Bond proxies were underperforming after Friday’s U.S. employment report showed jobs growth surging above expectations and the yield on the benchmark 10-year Treasury shot up over 4.8%. Next Thursday’s consumer price index report will be critical for investors assessing whether the Fed will seek to raise rates further to fight inflation.
Next week also kicks off third-quarter earnings results for U.S. companies, with several major banks reporting. The earnings season could determine the near-term path for stocks, with the S&P 500 still logging a 10% gain for the year even after its pullback.
The utilities sector’s steep slide has put the group in particular investor focus. Problems have been compounded by the share plunge for the sector’s biggest company by market value, Nextera Energy. Nextera shares have tumbled 27% since the end of last month, when a subsidiary, Nextera Energy Partners, cut its growth outlook.
Earnings may not provide much relief for utilities. While the sector is expected to see stronger growth than the overall S&P 500 in the third and fourth quarters, its projected 8.6% increase in 2024 lags the expected 12% rise for the overall S&P 500, according to LSEG IBES.

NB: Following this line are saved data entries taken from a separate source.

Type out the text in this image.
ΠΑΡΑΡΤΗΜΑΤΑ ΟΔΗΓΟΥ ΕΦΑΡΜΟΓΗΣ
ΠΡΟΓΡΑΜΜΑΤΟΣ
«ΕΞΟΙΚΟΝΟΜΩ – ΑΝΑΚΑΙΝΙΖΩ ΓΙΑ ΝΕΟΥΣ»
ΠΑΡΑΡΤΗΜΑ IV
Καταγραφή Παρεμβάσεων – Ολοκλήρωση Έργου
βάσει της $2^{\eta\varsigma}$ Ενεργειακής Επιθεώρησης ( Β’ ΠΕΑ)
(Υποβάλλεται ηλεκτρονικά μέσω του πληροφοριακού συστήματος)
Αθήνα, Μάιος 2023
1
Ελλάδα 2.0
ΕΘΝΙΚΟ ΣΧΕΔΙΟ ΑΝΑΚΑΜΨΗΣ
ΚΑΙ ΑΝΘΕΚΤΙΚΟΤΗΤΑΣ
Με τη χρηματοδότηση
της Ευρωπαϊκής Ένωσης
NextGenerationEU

Weakness in utilities shares spells opportunity for some investors. The Philadelphia SE Utilities index indicates the group trading at its lowest relative valuation to the S&P 500 since 2010, excluding the initial coronavirus period in 2020, analysts at KeyBanc Capital Markets said in a note this week, adding “we now view the sector overall as attractively valued.”
Retail investors poured $32 million into utilities shares, far larger than any other prior five-day stretch, according to weekly data from VandaTrack, which follows retail activity.
Whether the stocks are worth scooping up could depend on an investor’s outlook for interest rates, said James Ragan, director of wealth management research at D.A. Davidson.
“If you think that the 10-year yield is going to go to 5% and keep running a bit, then I don’t think the utilities are going to do very well,” Ragan said.